Shrike carefully sheathed his claws so that she could take his hand. Unexpected memories fluttered through his disintegrating mind, and he suddenly knew who he had been before they dragged him on to the Resurrection Slab to make a Stalker of him. He wanted to tell Hester, and he lifted his great iron head towards her, but before he could force the words out his death was upon him, and it was no easier this time than the last.

The great iron carcass settled into stillness, and smoke blew away on the wind. Down in the valley, horns were blowing, and Tom could see a party of riders starting up the hill from the caravanserai, alerted by the sound of gunfire. They carried spears and flaming torches, and he didn’t think they would be friendly. He tried to push himself upright, but the pain in his chest almost made him faint.

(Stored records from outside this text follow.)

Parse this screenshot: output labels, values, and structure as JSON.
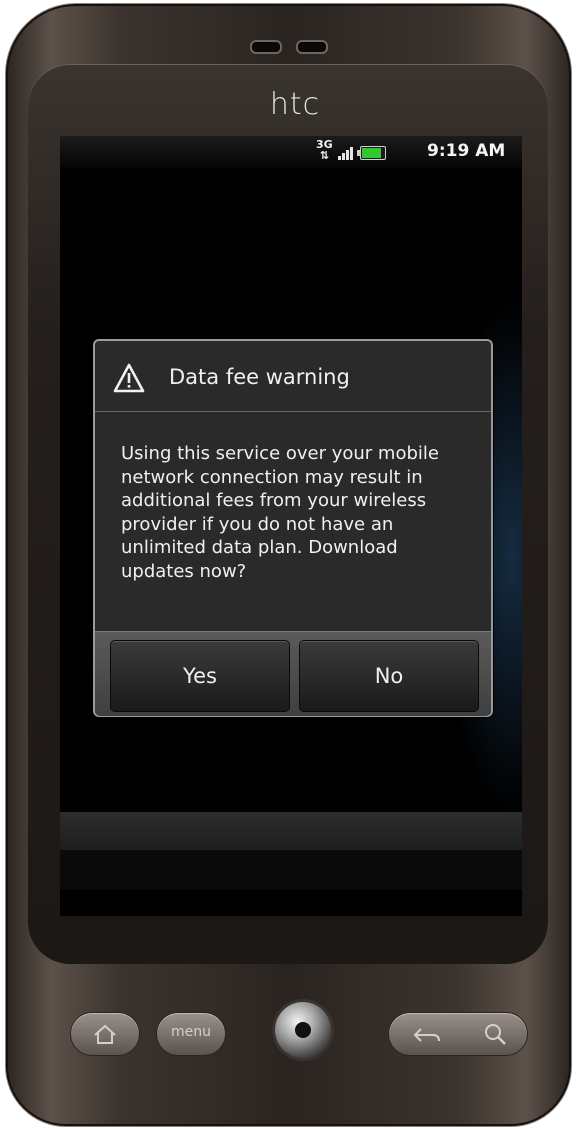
{
  "device": {
    "brand": "htc",
    "hardware_buttons": {
      "home_icon": "home-icon",
      "menu_label": "menu",
      "trackball": "trackball",
      "back_icon": "back-arrow-icon",
      "search_icon": "search-icon"
    }
  },
  "status_bar": {
    "network_label": "3G",
    "signal_icon": "signal-bars-icon",
    "battery_icon": "battery-icon",
    "time": "9:19 AM"
  },
  "dialog": {
    "icon": "warning-triangle-icon",
    "title": "Data fee warning",
    "message": "Using this service over your mobile network connection may result in additional fees from your wireless provider if you do not have an unlimited data plan. Download updates now?",
    "buttons": {
      "yes": "Yes",
      "no": "No"
    }
  },
  "colors": {
    "dialog_bg": "#2a2a2a",
    "dialog_border": "#9a9a9a",
    "battery_fill": "#32c832",
    "text": "#f0f0f0"
  }
}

Hester heard him groan and swung towards him. “What did you do that for?” she shouted.

Tom could not have been more surprised if she had slapped him. “He was going to kill you!” he protested.

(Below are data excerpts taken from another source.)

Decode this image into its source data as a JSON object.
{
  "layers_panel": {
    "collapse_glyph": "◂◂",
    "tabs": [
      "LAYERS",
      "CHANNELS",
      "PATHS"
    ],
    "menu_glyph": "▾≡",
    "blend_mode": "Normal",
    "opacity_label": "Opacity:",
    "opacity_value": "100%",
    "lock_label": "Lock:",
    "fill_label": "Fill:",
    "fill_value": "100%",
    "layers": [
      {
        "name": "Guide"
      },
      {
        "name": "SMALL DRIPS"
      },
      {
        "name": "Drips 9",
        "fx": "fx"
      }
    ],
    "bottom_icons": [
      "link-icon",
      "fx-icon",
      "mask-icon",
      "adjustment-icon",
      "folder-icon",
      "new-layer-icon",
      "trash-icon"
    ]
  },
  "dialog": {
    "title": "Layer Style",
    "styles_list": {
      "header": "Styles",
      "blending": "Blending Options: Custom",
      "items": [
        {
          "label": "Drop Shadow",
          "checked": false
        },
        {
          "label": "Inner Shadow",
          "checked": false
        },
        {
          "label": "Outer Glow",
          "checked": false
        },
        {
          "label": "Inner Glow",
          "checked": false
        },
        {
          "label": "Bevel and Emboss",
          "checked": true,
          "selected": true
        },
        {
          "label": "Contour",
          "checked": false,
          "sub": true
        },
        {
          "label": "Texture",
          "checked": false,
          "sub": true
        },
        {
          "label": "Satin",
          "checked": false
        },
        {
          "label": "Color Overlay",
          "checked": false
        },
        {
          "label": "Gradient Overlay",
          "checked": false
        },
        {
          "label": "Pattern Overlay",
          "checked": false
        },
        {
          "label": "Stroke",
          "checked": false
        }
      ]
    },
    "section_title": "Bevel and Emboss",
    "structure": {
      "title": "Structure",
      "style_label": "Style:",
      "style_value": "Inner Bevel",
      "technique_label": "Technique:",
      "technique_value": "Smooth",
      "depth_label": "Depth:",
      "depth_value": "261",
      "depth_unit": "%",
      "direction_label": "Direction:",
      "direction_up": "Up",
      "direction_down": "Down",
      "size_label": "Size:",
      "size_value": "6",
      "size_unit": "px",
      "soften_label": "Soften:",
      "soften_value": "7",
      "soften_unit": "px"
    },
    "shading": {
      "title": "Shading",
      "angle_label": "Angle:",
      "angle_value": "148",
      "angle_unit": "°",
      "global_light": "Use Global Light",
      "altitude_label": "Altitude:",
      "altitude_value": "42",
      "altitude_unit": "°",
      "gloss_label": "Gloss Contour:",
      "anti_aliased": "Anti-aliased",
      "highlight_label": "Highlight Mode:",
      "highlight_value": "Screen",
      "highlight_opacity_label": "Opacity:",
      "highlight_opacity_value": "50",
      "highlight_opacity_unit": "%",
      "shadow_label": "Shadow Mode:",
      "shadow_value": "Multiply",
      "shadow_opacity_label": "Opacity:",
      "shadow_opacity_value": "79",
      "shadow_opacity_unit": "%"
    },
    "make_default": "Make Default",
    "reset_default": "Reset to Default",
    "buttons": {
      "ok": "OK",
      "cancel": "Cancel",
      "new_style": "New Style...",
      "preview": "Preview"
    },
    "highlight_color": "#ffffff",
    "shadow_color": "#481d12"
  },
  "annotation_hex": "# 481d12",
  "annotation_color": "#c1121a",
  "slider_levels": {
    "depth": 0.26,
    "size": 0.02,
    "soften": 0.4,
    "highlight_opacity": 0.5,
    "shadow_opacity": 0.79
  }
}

“He was going to make me like
him!”
screamed Hester, hugging Shrike. “Didn’t you hear what he said? He was going to make me everything I ever wanted; no memories, no feelings. Imagine Valentine’s face when I came for him! Oh,
why
do you keep
interfering!”

“He would have turned you into a monster!” Tom heard his own voice rising to a shout as all his pain and fear flared into anger.

“I’m already a monster!” she shrieked.

“No, you’re not!” Tom managed to heave himself to his knees. “You’re my friend!” he shouted.

“I hate you! I hate you!” Hester was yelling.

“Well, I care about you, whether you like it or not!” Tom screamed. “Do you think you’re the only person who’s lost their mum and dad? I feel just as angry and lonely as you, but you don’t see me going around want ing to kill people and trying to get myself turned into a Stalker! You’re just a rude, self-pitying—”

But the rest of what he had been planning to tell her died away in an astonished sob, because suddenly he could see the town below him and Airhaven and the approaching riders as clearly as if it were the middle of the day. He saw the stars fade; he saw Hester’s face freeze in mid-shout with spittle trailing from the corners of her mouth; he saw his own wavering shadow dancing on the blood-soaked grass.

Above the crags, the night sky was filling with an unearthly light, as if a new sun had risen from the Out-Country, somewhere far away towards the north.